Large tank's to hold fishes like the fish mentioned between mating, so females can rest, to seperate aggressive male/female fish, or to seperate Fry for growing out .(Even fry can become aggressive,more tanks).
Plans for selling, or housing the offspring if that is the goal, (not many taker's for large aggressive fish).
Tankmates that are able to defend themselves .
As mentioned ,large enough tank's 200+gallons for keeping more than a pair of species mentioned.(this is key)suitable decor and lot's of it to help curb territorial disputes.
No need to go through several fish as you mention, if Research, plans, are made in advance (spare tank(s).
Have kept these fish, along with Parachromis Dovii,Managuense,Buttikoferi,Trimaculatus,etc when I was much younger.(Yes,I lost many ot of ignorance)
They are very hard for many to care for properly, and trying to place a pair is indeed difficult.
Would in my view, need several juveniles ,with plans made for those that Male/female reject's.

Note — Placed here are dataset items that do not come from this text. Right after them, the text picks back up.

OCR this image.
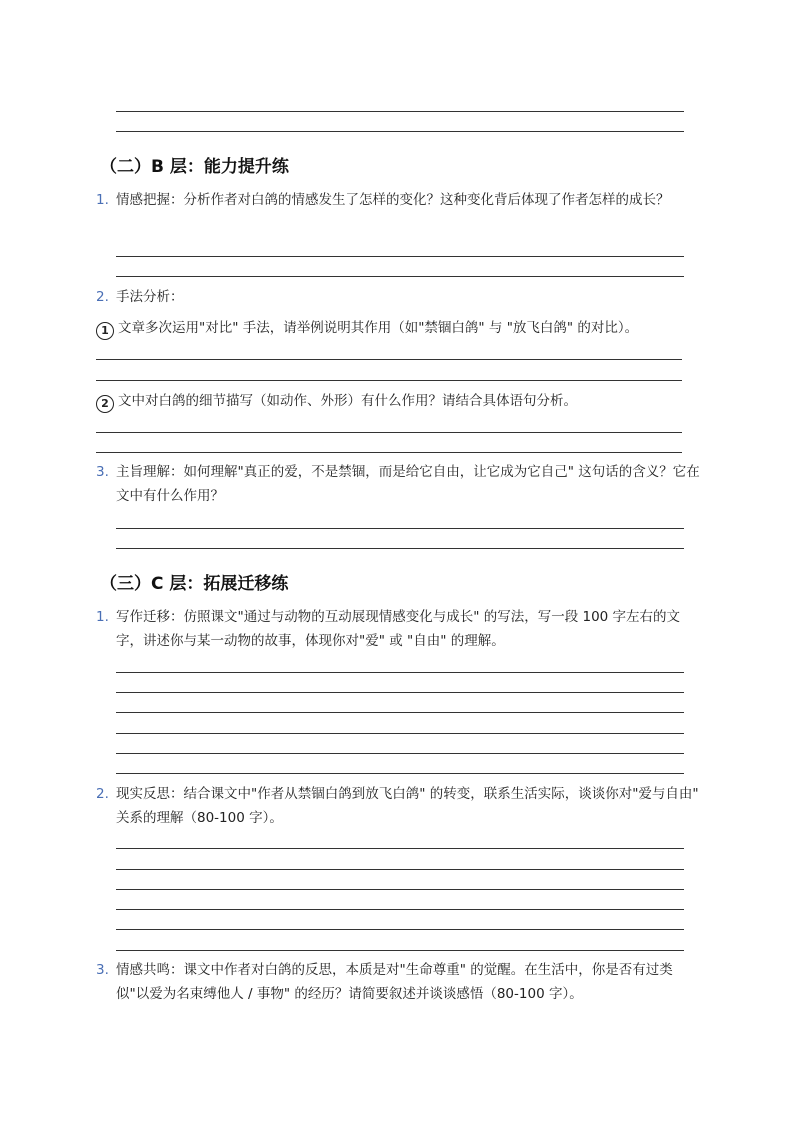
（二）B 层：能力提升练
1. 情感把握：分析作者对白鸽的情感发生了怎样的变化？这种变化背后体现了作者怎样的成长？
2. 手法分析：
1 文章多次运用"对比" 手法，请举例说明其作用（如"禁锢白鸽" 与 "放飞白鸽" 的对比）。
2 文中对白鸽的细节描写（如动作、外形）有什么作用？请结合具体语句分析。
3. 主旨理解：如何理解"真正的爱，不是禁锢，而是给它自由，让它成为它自己" 这句话的含义？它在文中有什么作用？
（三）C 层：拓展迁移练
1. 写作迁移：仿照课文"通过与动物的互动展现情感变化与成长" 的写法，写一段 100 字左右的文字，讲述你与某一动物的故事，体现你对"爱" 或 "自由" 的理解。
2. 现实反思：结合课文中"作者从禁锢白鸽到放飞白鸽" 的转变，联系生活实际，谈谈你对"爱与自由" 关系的理解（80-100 字）。
3. 情感共鸣：课文中作者对白鸽的反思，本质是对"生命尊重" 的觉醒。在生活中，你是否有过类似"以爱为名束缚他人 / 事物" 的经历？请简要叙述并谈谈感悟（80-100 字）。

No need to place a bunch of fish in the tank to be killed ,tore up, while trying to find suitable mate, but many don't plan, and sadly,, ,that is normaly the outcome or,,fish are released into streams,lakes,once they become too much for hobbyist's to care for or they become bored with large tanks with but one or two fish.
I personally love these large cichlids and am just offering some words from expierience for other's to consider BEFORE,, more of these fish are flushed,tossed,killed,due in large part from failure to research,plan.
Some fish, such as those mentioned above just can't be housed with other fish no matter how well we plan.
They can still be quite a site as specimen only and with proper care,provide year's of enjoyment.
As single specimen,,they don't need quite as large a tank.
Can find it at lowe's or perhap's other hardware store's.
I was planning on egg crate, at least for the short term. I would like plexiglass to be a more permanent solution because it looks nicer. I don't really want to silicone anything down in this tank, but I found this article that shows how to make a plexiglass divider out of plexiglass without the need for silicone.
Building A Divider For A 135 Gallon Tank - Flowerhorn Craze
Could work well.
I am not referring too irresponsible fish keepers who place many large aggressive fish in an undersized tank. I am referring to responsible fish keepers who grow some of the harder to raise fish out and end up with casualties because of high con-specific aggression or even worse bloat. All the fish you mentioned don't have this problem. But there is a reason there are not a whole lot of hatiensis, islatum, festae, grammodes, etc. pairs around. They are hard to raise fish and like I said many experienced keepers I know have suffered with them. Con-specific aggression as well as bloat can deliver a major blow to you juveniles even with proper care. This is well before the fish are large. CA pairs can be extremely unpredictable and deaths do happen even with the most experienced keepers. I have seen it happen many times.
To the OP I would't go for the divider just yet. I would focus on finding more festae to grow out. There are plenty of places online that sell festae. There seems to be a bit of a festae craze happening.